Притупленный взгляд. Щелчок в пустоту. Лишь бы щёлкнуть. Фотографии столбов, окрашенных грязью сугробов, проходимцев с пустыми и злобными глазами. Мозг еле реагировал в сонном состоянии, мысли шастали, спотыкаясь друг об друга. Ничего не поймав здесь, я шёл на остановку, садился в любую из маршруток, доезжал в любое место, выбирая его по принципу считалки. Я проколесил так два дня, практически весь город, опустошив карман на дрянной кофе и давился им, чтобы не уснуть, до боли не желая возвращаться домой. Что-то меня отталкивало.

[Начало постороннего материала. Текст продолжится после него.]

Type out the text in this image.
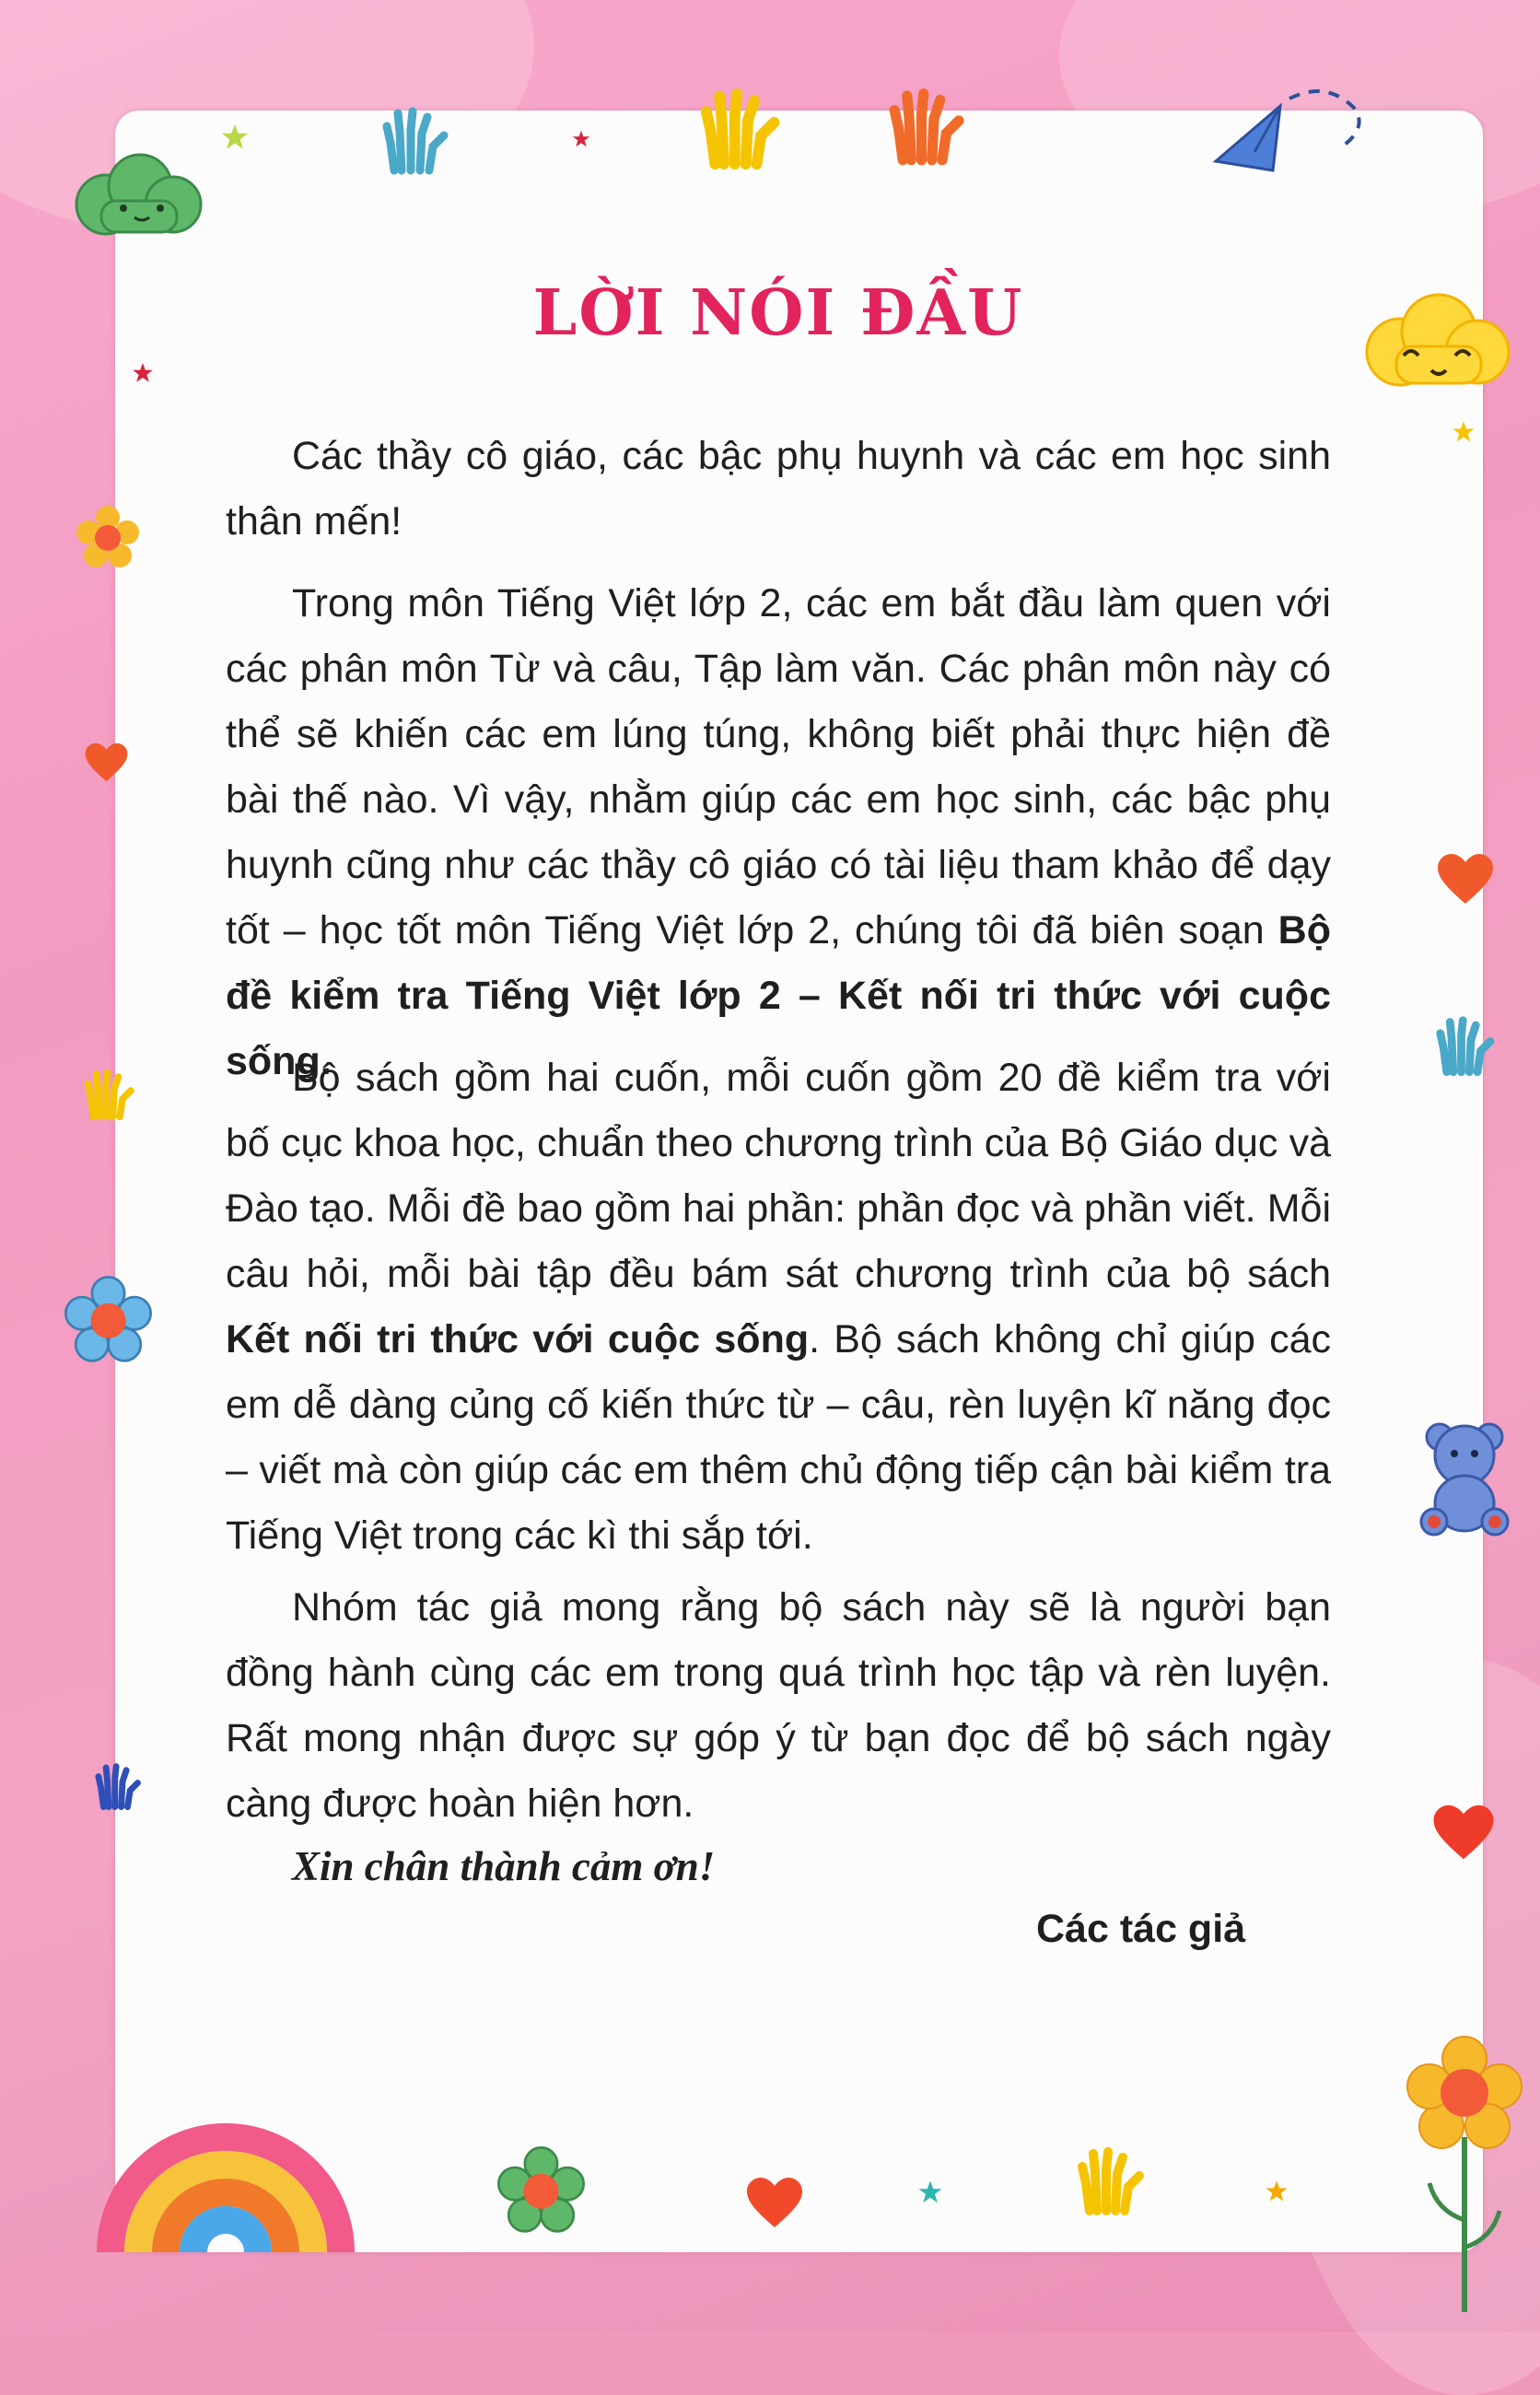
LỜI NÓI ĐẦU

Các thầy cô giáo, các bậc phụ huynh và các em học sinh thân mến!

Trong môn Tiếng Việt lớp 2, các em bắt đầu làm quen với các phân môn Từ và câu, Tập làm văn. Các phân môn này có thể sẽ khiến các em lúng túng, không biết phải thực hiện đề bài thế nào. Vì vậy, nhằm giúp các em học sinh, các bậc phụ huynh cũng như các thầy cô giáo có tài liệu tham khảo để dạy tốt – học tốt môn Tiếng Việt lớp 2, chúng tôi đã biên soạn Bộ đề kiểm tra Tiếng Việt lớp 2 – Kết nối tri thức với cuộc sống.

Bộ sách gồm hai cuốn, mỗi cuốn gồm 20 đề kiểm tra với bố cục khoa học, chuẩn theo chương trình của Bộ Giáo dục và Đào tạo. Mỗi đề bao gồm hai phần: phần đọc và phần viết. Mỗi câu hỏi, mỗi bài tập đều bám sát chương trình của bộ sách Kết nối tri thức với cuộc sống. Bộ sách không chỉ giúp các em dễ dàng củng cố kiến thức từ – câu, rèn luyện kĩ năng đọc – viết mà còn giúp các em thêm chủ động tiếp cận bài kiểm tra Tiếng Việt trong các kì thi sắp tới.

Nhóm tác giả mong rằng bộ sách này sẽ là người bạn đồng hành cùng các em trong quá trình học tập và rèn luyện. Rất mong nhận được sự góp ý từ bạn đọc để bộ sách ngày càng được hoàn hiện hơn.

Xin chân thành cảm ơn!
Các tác giả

Я, безусловно, чувствовал некую свободу, уйдя с того места по своей (хоть и неосознаваемой) инициативе, но гложил, скорее, не удручающий последующий поиск новой работы, где я с поджатым хвостом всё равно вернусь в общепит, потому что не умею делать ничего другого, а провал в кошмарный сон, что неизвестным способом теперь ещё и сплетается с реальностью.
Переговоры ворон, бессмысленные попытки разогнать пробку сигналами, километровые очереди в продуктовых. Серость светового дня скрашивалась дождиками и гирляндами. Я сам не заметил, как сделал неаккуратный круг и уже возвращался в свою квартиру.